St John’s Day and St. John’s Night has been celebrated by all northern peoples from time immemorial. In the old days, it was believed that good and bad fairies move about on this night. Magical traditions and customs were connected to the longest day of the year and the shortest night. One of the most popular activities throughout the ages has been to light bonfires on St. John’s Night and to celebrate around them.
Usually the spring farm work ended with St. John’s Day and was shortly followed by summer work – primarily haymaking.
20 August 20 – Day of Restoration of Independence
On 19 August 1991, a coup d’etat was initiated in Moscow. Rebels from the Soviet military and security leadership asserted that Mikhail Gorbachev had brought the country to the brink of ruin. A state of emergency was declared, all state institutions were disbanded, meetings and rallies were forbidden, and many newspapers were closed.
Special attention of the State of Emergency Committee was focused on the Baltic States, where democratic changes and the people’s aspirations for freedom had advanced the furthest. Therefore, one more tank unit was sent to Estonia from Russia, although there already were many Soviet troops in Estonia.
The Estonian government announced that they would unswervingly fulfil the valid laws of Estonia. Thousands of peoples publicly protested against the Soviet coup d’etat in Tallinn. A political general strike was planned, barricades were constructed on the streets, volunteers from the Defence League and Home Guard stood guard over the more important buildings.
On 20 August, the Supreme Soviet of the Estonian Republic passed a resolution, composed in cooperation with representatives of the Estonian Committee, to restore Estonian independence and to strive for the re-establishment of diplomatic relations between the Republic of Estonia and the other nations of the world.
Democratic forces were victorious in both Russia and Estonia. The tanks had to leave and the independence of the Republic of Estonia was restored. Shortly thereafter, the nations of the world started to recognize Estonian independence. The Soviet Union also recognized the independence of Estonia, Latvia, and Lithuania on 6 September 1991. On 17 September of the same year, Estonia became a member of the United Nations. For these reasons, we celebrate 20 August as the Day of Restoration of Independence. This day has been figuratively called the third victory day of the Estonian people, along with 24 February and Victory Day.
1 September – Knowledge Day
The day on which learning starts in Estonian schools. Based on the Estonian Flag Act, the Estonian flag is hoisted on the buildings of basic schools, upper secondary schools, vocational educational institutions, institutions of professional higher education, and universities on all school days.
The second Sunday in November – Father’s Day
Father’s Day, like Mother’s Day, got its start in the United States. There it is celebrated in the summer, on the third Sunday in June, when children bring their fathers flowers and small presents.

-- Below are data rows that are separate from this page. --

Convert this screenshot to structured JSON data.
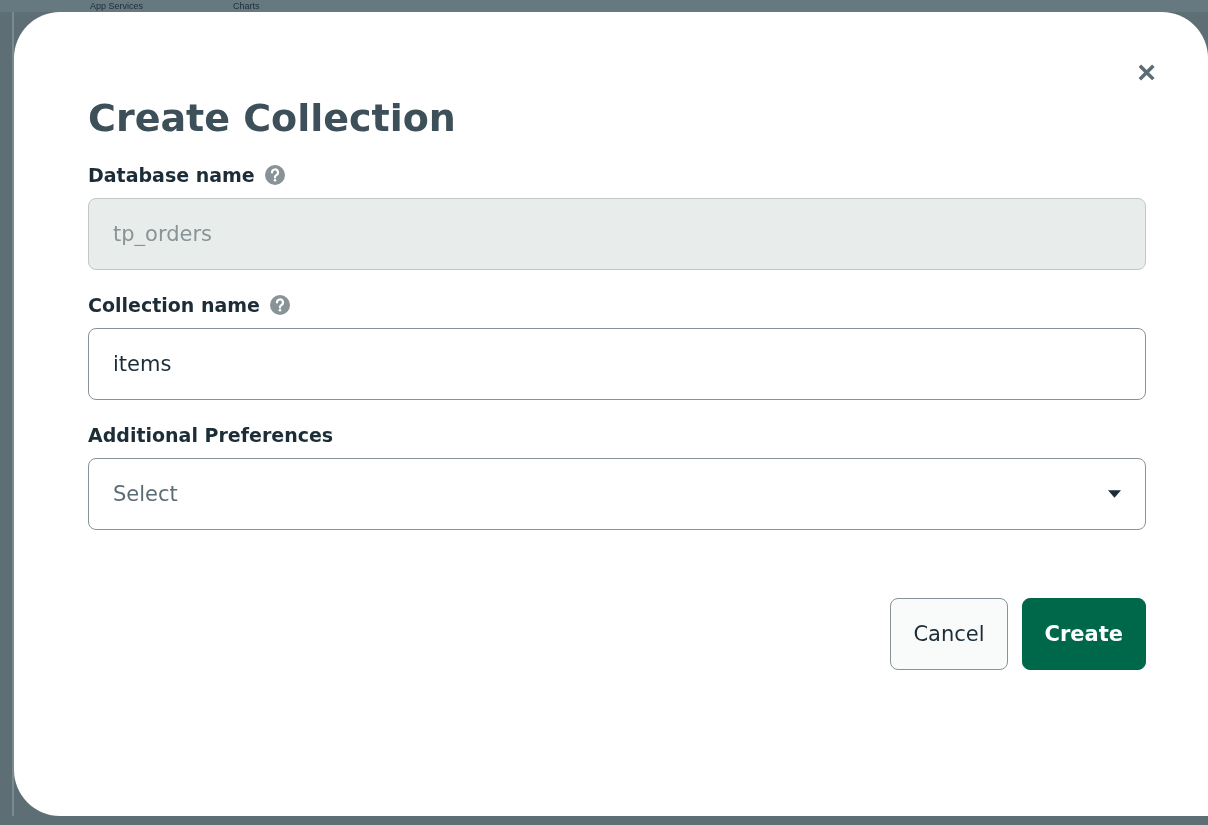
{
  "background_tabs": [
    {
      "label": "App Services"
    },
    {
      "label": "Charts"
    }
  ],
  "dialog": {
    "title": "Create Collection",
    "close": "×",
    "fields": [
      {
        "kind": "text",
        "label": "Database name",
        "help": true,
        "value": "tp_orders",
        "disabled": true
      },
      {
        "kind": "text",
        "label": "Collection name",
        "help": true,
        "value": "items",
        "disabled": false
      },
      {
        "kind": "select",
        "label": "Additional Preferences",
        "help": false,
        "placeholder": "Select"
      }
    ],
    "buttons": [
      {
        "label": "Cancel",
        "kind": "secondary"
      },
      {
        "label": "Create",
        "kind": "primary"
      }
    ]
  }
}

Father’s Day is a new holiday in Estonia, the celebration of which was started in 1988. Following the example of the Nordic countries, especially Finland, we celebrate Father’s Day in the autumn, on the second Sunday in November.
The Election Day for the Riigikogu or local government, days when referendums are held and the Election Day for the European Parliament are flag days according to the law.
Together with the Estonian flag, the Lithuanian flag is hoisted on the Riigikogu, President of the Republic and Government of the Republic buildings on 16 February, Lithuanian Independence Day, and the Latvian flag on 18 November, the day of the declaration of the Latvian Republic.
In addition to the aforementioned public and national holidays, several religious holidays are also celebrated in Estonia, such as Good Friday, Easter, Pentecost, and Christmas. These days have not been declared official flag days, but everyone is free to choose whether to raise the flag on these days.